Gerry sliced extra thick veneer inserted into the stiles and rails carved with a teensie ogee router bit. 

The luminosity is achieved with 8 coats of finish.  Between each coat, imperfections were hand-polished out with the finest steel wool.  The depth of wood grain was enriched by four coats of a custom - blended brew of three part blend of tongue oil, semi-gloss polyurethane and paint thinner.  4  coats of gloss urethane  then protect the finish from liquid spills.  Renaissance wax massaged onto the surface is the secret to the gleam that is only found in the finest pieces of furniture.




The original design had pulls purchased from Pottery Barn. When Gerry went to install- they were a tad bit larger than the drawers allowed. So he opted for pulls from one of his favorite haunts, Woodcraft - then accented the figured walnut drawer fronts by inlaying a shadow-line with a  raised framing detail. 

Dovetail joints on drawers. 
Dovetail joints are to cabinetry what lingerie is to a woman's wardrobe. It is the opportunity to hold things together beautifully.

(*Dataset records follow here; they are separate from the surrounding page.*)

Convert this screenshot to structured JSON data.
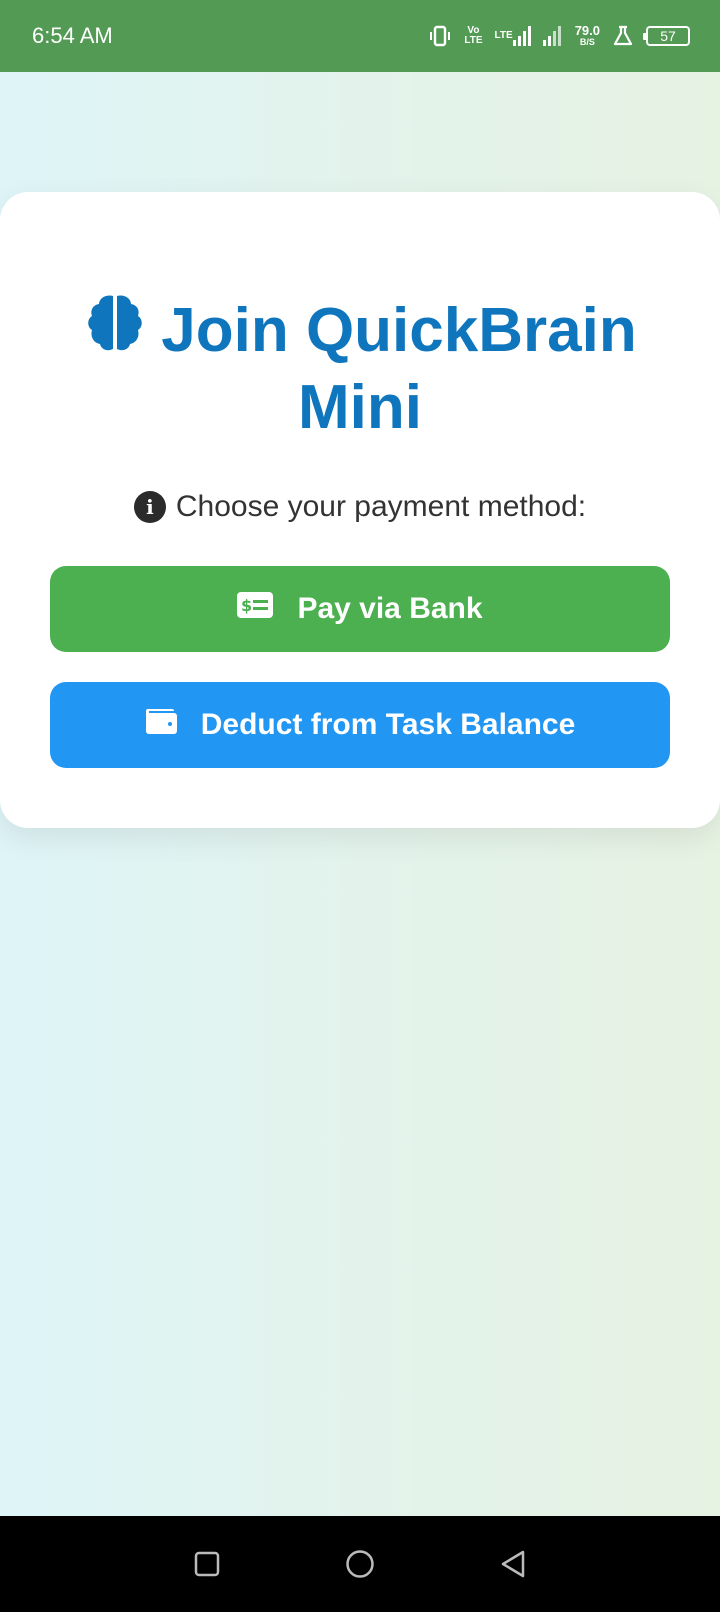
{
  "status_bar": {
    "time": "6:54 AM",
    "volte": "Vo\nLTE",
    "lte": "LTE",
    "speed": "79.0",
    "speed_unit": "B/S",
    "battery": "57"
  },
  "card": {
    "title_line1": "Join QuickBrain",
    "title_line2": "Mini",
    "title_icon": "brain-icon",
    "subtitle": "Choose your payment method:",
    "subtitle_icon": "info-icon",
    "buttons": [
      {
        "label": "Pay via Bank",
        "icon": "money-check-icon",
        "color": "#4caf50"
      },
      {
        "label": "Deduct from Task Balance",
        "icon": "wallet-icon",
        "color": "#2196f3"
      }
    ]
  },
  "colors": {
    "status_bar": "#539a55",
    "title": "#0f76bd"
  }
}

One of my favorite details is the bookmatched veneer on the door fronts. In a Rorschach  sort of way- do you see that fine set of 6-pack abs that I do?   




While the vibe is very traditional, the grid wine is constructed with the exacting minimal variance tolerance required in modern architecture. Unless you actually inserted wine bottles into the slots, your eye would never notice the pattern is not exactly squared. This required a field trip to Total Wine for an assortment of bottle sizes to model from):- 




Soon it won't just be wine bottles the couple needs to store.  Next month come baby bottles. 

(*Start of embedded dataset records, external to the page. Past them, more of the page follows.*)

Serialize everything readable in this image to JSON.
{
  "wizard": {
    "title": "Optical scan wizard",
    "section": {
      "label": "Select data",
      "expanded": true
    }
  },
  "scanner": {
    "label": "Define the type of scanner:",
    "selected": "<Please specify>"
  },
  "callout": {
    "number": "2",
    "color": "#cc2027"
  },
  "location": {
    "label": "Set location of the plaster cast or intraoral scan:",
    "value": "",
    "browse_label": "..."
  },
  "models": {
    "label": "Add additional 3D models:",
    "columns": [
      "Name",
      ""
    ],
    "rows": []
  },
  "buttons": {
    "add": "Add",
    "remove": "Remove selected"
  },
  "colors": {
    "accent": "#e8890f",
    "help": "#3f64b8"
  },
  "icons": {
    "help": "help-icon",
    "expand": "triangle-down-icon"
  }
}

Linking to Show and Tell at  My Romantic Home.

9 comments:

Anonymous said...

Lydia,
We have been waiting for a very long time to get a look at this amazing piece of furniture that Gerry so lovingly and painstakingly made for Kenny and Shannon's wedding gift. Well, it was well worth the wait. Absolutely gorgeous! Gerry is definitely a craftsman. I love the beauty of the wood he chose. Such depth.
Now their children will have something super special to pass on to their children and on thru the generations.
It sounds like you were right in there with him deciding and purchasing and watching as you know every detail.

Congratulations to Gerry for a job more than well done.

Hugs, Trisha

Lydia said...

Thank you for appreciating Gerry's craftsmanship. My main contribution was "supervision"):- Kenny's older brother, Trevor was a great help when he was in California on the closing laps of the project.

Oregon Sue said...

That is one of the most beautiful handcrafted pieces of furniture I have ever seen! Gerry is an artist for sure! A gift of love. Thanks for sharing it. xo

OldLady Of The Hills said...

This is MAGNIFICENT, LYDIA! Bravo to your dear husband...How many people have such a beautiful piece of furniture made with so much love?
A True Treasure of ART!

Anonymous said...

Now Lydia, these photos are as good as the product. The first pic you sent the Daily Drivel, although it was beautiful, didn't do it full justice.

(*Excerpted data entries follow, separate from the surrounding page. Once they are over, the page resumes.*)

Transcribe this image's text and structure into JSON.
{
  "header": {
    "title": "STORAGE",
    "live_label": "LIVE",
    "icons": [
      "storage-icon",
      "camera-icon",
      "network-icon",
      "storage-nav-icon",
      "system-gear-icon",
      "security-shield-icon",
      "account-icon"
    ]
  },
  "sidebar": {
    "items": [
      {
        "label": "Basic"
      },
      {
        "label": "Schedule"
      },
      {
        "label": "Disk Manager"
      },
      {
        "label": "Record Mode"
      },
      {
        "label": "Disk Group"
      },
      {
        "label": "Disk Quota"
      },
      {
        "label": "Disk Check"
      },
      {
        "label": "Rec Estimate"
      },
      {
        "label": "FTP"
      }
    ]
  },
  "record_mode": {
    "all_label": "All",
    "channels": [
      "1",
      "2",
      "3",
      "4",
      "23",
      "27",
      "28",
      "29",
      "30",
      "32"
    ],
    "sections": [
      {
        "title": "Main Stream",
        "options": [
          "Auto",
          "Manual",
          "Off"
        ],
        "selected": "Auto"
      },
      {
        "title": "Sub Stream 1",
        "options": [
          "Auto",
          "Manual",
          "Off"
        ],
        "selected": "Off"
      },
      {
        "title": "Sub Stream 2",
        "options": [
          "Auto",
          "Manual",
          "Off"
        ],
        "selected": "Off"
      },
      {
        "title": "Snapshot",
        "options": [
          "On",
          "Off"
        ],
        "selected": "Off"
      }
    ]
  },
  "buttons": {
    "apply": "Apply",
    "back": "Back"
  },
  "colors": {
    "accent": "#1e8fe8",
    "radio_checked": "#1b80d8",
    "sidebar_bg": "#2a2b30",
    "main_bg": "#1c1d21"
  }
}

I'm sending this link to my son in love, Mark. You know that Mark is a fine cabinet maker by profession. For 20 years he took custom orders and would even design furniture for very wealthy people. All I can say is I know he will understand the work involved and appreciate this post and enjoy seeing Gerry's quality work.

Me thinks Gerry may have missed his professional calling by not doing this type work full time. However, his engineering job has probably been more steady and financially productive. ;-). Kudo's to him and congrats to the kids that will pass it on for generations to come. What a work of art!

Judy in Seal Beach.

Cindy @ Dwellings-The Heart of Your Home said...

GORGEOUS...Oh my, absolutely beautiful!!! What a labor of love and piece to be kept and passed down from generation to generation!!!

nikkipolani said...

So much love imbued in every inch of this magnificent piece!

Lydia said...

Thank you EVERYONE for writing in.

Joan S Bolton said...

This is so beautiful! I love, love, love the black walnut and the way Gerry worked with the grain. How wonderful to know that he created such an incredible heirloom. Although it may spark more than a few tussles among your future generations over a who gets to claim "ownership" during their time.